We are like Hamlet's murderous uncle, recognizing fully his sin after killing his brother and praying fervently for mercy, but shrinking from true repentance, unwilling to give up the tarnished crown he stole.
And so we press on, thinking there will be a way out just down the road, just around the corner -- an easy hop back onto the straight and narrow -- not understanding that the fork we took in the road has now turned us completely around toward the path of destruction. But God allows us to proceed -- with perfect nerve and control he brings us to where we can see up close what our life can and should look like but for his grace. Then, when we finally reach the brink of our soul's holocaust, we are presented with naught but two choices: to smile and say "I think you're bluffing," or to wither in surrender before his gaze and the destruction before us.
What did Saul do at the brink. I tremble when read his words and see myself. I can't help but think that he lost the kingdom, not for his sin of omission in keeping Agag alive a prisoner or his greed in keeping the spoils unspoiled. Rather, God saw in his heart that which Samuel the prophet only discovered afterward. First we find that he has set up a monument to himself. Then as Samuel confronts him, he flatters as if it will distract from the evidence of his sin. Next he blames the people, a strange thing for someone so imposing as himself to have lost control of them. Fourteen verses later he finally blurts out what sounds like an honest confession: "I have sinned..." But with this additional line: "...because I feared the people and obeyed their voice."
Scripture doesn't confirm whether the people were truly at fault as he claimed. But since we do not hear of a judgment passed them, we must doubt the honesty of the king even here.

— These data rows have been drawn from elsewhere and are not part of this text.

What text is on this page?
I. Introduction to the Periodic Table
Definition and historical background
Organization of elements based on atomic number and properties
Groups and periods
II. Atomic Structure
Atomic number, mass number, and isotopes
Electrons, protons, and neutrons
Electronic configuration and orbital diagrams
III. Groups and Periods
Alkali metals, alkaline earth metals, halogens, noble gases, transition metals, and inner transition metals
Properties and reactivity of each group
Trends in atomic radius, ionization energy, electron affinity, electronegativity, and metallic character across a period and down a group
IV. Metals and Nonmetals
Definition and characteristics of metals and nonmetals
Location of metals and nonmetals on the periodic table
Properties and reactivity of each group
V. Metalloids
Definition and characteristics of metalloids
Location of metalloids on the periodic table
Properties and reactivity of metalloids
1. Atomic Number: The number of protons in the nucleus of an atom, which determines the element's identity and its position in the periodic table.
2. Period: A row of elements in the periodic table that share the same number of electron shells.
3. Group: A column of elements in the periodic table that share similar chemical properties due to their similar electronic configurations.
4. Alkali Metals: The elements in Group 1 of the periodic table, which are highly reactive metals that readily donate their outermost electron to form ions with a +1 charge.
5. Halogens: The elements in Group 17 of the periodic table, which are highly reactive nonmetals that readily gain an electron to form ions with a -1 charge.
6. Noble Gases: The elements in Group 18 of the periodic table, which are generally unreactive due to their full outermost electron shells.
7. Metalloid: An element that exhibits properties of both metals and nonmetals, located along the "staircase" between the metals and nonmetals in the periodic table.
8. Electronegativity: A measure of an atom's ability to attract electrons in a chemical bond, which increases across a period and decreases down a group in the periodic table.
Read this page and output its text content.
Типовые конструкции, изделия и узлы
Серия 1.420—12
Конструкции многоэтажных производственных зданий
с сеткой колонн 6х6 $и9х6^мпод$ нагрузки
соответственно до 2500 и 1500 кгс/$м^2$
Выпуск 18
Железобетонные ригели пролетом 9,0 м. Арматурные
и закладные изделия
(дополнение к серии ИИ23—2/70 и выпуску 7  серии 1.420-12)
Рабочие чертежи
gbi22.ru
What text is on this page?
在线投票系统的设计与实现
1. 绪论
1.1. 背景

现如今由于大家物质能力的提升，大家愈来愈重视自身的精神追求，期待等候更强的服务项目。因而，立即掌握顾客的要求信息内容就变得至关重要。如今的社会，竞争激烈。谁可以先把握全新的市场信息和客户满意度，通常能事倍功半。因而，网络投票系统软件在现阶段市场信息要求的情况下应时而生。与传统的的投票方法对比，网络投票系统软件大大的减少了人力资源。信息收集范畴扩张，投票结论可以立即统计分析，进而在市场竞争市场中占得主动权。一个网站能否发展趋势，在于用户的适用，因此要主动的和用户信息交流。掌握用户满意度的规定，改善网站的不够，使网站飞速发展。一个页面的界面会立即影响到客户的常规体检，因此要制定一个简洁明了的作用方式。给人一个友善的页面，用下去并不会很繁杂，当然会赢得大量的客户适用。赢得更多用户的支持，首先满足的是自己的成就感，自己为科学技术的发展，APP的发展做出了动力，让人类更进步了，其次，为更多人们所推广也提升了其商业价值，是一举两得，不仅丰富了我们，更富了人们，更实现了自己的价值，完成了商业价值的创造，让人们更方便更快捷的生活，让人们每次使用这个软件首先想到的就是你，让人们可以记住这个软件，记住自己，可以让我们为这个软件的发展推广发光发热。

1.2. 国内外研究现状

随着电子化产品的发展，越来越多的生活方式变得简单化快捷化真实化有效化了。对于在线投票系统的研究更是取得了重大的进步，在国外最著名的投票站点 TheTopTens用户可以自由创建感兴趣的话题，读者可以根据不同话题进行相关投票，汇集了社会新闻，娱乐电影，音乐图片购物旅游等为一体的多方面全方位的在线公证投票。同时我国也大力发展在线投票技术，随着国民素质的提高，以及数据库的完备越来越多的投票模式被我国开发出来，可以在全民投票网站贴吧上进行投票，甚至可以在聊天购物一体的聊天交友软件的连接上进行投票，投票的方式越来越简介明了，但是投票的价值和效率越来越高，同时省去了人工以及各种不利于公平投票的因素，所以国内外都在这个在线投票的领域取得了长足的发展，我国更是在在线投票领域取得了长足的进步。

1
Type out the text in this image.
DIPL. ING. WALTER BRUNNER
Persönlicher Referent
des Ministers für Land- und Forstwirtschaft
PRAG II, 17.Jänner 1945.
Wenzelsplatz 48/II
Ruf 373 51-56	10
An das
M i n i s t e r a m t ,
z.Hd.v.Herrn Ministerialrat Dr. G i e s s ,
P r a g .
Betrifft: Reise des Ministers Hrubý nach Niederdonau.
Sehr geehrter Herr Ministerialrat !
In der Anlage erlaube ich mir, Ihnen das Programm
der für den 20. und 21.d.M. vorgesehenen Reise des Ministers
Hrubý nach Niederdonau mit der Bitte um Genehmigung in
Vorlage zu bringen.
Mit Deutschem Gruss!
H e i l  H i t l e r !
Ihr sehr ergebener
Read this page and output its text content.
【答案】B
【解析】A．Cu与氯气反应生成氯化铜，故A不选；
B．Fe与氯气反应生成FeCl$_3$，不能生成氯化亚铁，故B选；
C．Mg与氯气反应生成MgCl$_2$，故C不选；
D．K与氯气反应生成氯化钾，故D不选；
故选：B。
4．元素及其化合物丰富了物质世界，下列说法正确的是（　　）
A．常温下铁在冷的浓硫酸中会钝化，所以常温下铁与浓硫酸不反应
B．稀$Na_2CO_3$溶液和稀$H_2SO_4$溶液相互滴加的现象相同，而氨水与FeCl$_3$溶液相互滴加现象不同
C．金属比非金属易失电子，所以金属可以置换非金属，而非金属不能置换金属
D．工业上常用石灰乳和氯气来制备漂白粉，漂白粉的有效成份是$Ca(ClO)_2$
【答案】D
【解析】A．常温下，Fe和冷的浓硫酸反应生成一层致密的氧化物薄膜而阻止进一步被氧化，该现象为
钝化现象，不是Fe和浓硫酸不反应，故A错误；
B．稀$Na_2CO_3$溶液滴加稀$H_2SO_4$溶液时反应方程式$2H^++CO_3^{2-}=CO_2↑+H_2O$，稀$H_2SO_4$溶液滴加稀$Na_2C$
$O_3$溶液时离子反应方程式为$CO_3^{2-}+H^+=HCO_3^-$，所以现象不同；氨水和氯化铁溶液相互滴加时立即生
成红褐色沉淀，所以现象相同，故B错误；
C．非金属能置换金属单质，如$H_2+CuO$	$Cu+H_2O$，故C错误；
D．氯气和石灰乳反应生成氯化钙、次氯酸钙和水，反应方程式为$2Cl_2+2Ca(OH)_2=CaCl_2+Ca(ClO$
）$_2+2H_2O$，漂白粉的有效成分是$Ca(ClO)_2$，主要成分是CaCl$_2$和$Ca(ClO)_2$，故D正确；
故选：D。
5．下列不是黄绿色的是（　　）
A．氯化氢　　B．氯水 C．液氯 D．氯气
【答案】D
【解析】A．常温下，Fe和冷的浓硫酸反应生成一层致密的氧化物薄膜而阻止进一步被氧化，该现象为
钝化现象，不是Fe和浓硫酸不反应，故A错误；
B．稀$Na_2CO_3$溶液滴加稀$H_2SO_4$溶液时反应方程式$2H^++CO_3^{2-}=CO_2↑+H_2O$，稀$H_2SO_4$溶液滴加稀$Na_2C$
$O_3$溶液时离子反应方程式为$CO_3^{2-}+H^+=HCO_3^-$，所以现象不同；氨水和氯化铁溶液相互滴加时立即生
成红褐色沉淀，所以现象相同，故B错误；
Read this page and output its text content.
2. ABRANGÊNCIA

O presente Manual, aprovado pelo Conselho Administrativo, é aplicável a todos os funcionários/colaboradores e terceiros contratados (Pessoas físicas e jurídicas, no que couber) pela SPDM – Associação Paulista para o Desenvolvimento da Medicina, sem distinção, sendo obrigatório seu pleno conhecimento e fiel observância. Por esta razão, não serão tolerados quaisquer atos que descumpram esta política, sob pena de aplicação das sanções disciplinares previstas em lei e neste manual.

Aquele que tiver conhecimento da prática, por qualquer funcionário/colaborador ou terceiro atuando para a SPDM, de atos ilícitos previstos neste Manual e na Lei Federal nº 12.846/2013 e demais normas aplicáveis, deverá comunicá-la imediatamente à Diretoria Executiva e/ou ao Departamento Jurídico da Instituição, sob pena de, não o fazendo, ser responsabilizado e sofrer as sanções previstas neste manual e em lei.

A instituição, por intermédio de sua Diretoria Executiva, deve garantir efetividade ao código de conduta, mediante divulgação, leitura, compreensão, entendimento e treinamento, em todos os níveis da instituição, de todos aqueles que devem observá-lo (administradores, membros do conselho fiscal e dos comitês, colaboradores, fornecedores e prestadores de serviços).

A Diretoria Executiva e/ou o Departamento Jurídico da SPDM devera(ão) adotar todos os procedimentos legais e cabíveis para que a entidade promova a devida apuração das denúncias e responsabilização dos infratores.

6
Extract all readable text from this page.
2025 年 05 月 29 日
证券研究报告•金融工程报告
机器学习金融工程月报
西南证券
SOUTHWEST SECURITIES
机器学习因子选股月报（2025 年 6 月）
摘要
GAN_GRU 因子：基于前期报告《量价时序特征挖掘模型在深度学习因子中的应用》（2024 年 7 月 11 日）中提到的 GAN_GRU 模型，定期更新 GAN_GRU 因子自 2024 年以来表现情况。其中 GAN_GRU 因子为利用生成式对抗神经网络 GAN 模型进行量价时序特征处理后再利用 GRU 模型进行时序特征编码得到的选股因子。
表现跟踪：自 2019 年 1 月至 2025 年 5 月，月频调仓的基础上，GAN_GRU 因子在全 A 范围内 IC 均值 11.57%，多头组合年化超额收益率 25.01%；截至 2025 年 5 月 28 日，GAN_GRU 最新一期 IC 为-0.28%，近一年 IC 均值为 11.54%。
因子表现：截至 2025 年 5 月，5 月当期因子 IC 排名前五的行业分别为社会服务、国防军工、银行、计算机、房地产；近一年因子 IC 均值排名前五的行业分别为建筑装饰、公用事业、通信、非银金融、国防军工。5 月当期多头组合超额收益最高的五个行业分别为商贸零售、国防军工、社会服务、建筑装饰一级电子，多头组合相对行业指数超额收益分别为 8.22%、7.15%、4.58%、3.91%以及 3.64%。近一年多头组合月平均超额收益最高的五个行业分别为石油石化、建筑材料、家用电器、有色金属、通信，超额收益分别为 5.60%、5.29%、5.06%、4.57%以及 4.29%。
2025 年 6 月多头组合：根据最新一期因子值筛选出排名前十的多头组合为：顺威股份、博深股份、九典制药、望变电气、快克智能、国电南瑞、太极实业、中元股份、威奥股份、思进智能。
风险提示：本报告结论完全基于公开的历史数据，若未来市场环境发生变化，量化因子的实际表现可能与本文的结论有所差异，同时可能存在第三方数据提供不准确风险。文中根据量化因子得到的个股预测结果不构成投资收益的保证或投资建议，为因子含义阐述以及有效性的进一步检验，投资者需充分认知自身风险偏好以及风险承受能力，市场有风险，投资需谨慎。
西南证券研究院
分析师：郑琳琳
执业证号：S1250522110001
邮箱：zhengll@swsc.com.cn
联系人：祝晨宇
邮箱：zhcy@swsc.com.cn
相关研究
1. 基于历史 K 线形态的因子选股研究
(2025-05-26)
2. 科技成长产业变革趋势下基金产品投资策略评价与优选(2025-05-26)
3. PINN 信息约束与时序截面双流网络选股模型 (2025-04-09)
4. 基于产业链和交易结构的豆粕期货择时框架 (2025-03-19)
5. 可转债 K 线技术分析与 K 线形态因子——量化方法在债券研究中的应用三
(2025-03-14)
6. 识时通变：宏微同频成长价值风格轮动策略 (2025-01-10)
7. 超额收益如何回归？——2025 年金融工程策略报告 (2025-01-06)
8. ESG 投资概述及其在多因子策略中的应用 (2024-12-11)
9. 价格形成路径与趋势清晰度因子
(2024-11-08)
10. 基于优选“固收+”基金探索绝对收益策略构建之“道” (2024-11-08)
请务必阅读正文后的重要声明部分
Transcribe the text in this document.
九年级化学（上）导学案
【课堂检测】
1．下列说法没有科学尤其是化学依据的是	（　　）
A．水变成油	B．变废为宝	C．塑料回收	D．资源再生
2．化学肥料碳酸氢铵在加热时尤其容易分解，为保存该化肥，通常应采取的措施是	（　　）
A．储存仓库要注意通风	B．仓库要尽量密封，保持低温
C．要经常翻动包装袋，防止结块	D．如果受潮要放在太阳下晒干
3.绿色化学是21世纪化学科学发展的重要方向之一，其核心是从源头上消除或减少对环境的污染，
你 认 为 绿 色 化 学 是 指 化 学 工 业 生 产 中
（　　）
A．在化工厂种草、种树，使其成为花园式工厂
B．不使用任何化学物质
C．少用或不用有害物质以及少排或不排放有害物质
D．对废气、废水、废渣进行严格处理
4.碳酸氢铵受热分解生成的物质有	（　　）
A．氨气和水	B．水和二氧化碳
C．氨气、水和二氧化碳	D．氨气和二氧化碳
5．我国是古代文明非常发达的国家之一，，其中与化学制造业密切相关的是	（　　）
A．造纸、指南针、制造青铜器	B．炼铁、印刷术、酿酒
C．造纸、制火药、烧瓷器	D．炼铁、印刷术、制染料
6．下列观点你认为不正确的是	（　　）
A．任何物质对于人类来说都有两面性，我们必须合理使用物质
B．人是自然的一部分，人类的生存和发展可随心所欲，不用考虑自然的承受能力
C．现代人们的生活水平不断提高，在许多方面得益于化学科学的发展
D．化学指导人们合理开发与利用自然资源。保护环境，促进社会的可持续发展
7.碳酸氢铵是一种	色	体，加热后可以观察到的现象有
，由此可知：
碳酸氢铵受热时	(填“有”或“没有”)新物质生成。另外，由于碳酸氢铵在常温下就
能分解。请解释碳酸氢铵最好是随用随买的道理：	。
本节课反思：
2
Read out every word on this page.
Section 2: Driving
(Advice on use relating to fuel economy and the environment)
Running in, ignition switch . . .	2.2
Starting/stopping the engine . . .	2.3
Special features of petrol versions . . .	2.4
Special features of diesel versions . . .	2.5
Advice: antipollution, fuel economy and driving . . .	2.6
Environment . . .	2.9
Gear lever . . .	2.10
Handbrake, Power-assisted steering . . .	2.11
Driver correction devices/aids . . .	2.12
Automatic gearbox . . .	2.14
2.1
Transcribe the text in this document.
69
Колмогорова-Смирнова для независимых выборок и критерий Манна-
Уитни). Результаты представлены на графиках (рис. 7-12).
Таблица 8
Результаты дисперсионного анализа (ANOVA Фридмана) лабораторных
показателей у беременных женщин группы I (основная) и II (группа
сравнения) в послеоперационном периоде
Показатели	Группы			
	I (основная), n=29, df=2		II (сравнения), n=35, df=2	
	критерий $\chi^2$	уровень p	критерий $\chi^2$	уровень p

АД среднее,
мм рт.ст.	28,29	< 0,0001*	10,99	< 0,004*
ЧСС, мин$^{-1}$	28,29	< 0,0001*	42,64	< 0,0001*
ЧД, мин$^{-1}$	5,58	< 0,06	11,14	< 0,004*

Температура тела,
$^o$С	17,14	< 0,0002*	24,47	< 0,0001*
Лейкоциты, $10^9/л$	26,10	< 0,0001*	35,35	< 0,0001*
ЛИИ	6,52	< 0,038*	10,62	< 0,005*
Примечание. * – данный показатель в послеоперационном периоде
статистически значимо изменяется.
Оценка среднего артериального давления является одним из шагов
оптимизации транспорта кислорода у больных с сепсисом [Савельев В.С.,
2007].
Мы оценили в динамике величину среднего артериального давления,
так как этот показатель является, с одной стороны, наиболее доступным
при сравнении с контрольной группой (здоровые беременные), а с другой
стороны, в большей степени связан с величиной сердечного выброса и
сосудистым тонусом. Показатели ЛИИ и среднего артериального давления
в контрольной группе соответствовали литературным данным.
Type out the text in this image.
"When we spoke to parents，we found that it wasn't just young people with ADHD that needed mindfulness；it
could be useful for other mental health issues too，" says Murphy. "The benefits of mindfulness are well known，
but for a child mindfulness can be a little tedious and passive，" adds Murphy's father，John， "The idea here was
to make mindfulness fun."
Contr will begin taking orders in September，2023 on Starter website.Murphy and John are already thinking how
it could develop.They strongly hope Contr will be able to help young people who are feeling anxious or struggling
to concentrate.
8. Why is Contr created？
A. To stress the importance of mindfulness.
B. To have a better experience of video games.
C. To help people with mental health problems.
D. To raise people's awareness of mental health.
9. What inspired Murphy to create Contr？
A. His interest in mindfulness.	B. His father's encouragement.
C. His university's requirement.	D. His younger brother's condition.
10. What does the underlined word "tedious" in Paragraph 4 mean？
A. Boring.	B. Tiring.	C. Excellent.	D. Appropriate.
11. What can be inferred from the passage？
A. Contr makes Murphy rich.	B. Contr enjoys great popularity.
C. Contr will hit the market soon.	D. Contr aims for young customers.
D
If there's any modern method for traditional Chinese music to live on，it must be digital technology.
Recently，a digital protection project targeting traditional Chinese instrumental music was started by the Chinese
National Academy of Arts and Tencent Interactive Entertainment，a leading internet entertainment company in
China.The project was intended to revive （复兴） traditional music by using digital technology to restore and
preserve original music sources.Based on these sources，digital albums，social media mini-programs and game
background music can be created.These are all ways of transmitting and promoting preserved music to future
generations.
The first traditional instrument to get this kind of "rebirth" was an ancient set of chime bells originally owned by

Finally, when Samuel turns to go, Saul desperately clutches at his robe. This is perhaps more personally convicting to me than anything. Instead of keeping his humble pose upon learning of the judgment, he reacts with childish selfishness, like Esau crying out for a lost blessing: "Bless me, even me also, O my father!" Even at the brink, the foolish sinner despises the chastening of the Lord. Do I react with the visceral regret of lost favor and status before man, instead of humbly seeking the grace of God with no reserved false piety?
What did David do differently? Do we see in him any false attempts to justify himself when confronted with his sin? His only reaction to Nathan the prophet was to state simply: "I have sinned against the Lord." Not against Uriah, Bathsheba, or Israel, but "against the Lord." That's all. Psalm 51 reiterates this mindset:
"Against You, You only, have I sinned, and done this evil in Your sight."
Does he stop there? No, more than anything he desires to be rid of his sin, to be righteous before God, to be named as a true son:
"Create in me a clean heart, O God, and renew a steadfast spirit within me. Do not cast me away from Your presence, and do not take Your Holy Spirit from me."
This morning, my pastor preached from Hosea where Israel's sin is illustrated by marital unfaithfulness. His point was that we reject the love of God when we persist in our sin, just as Gomer rejected Hosea's love.
And so God brings a complaint of offended love against us. Will you hear when God brings his complaint against you?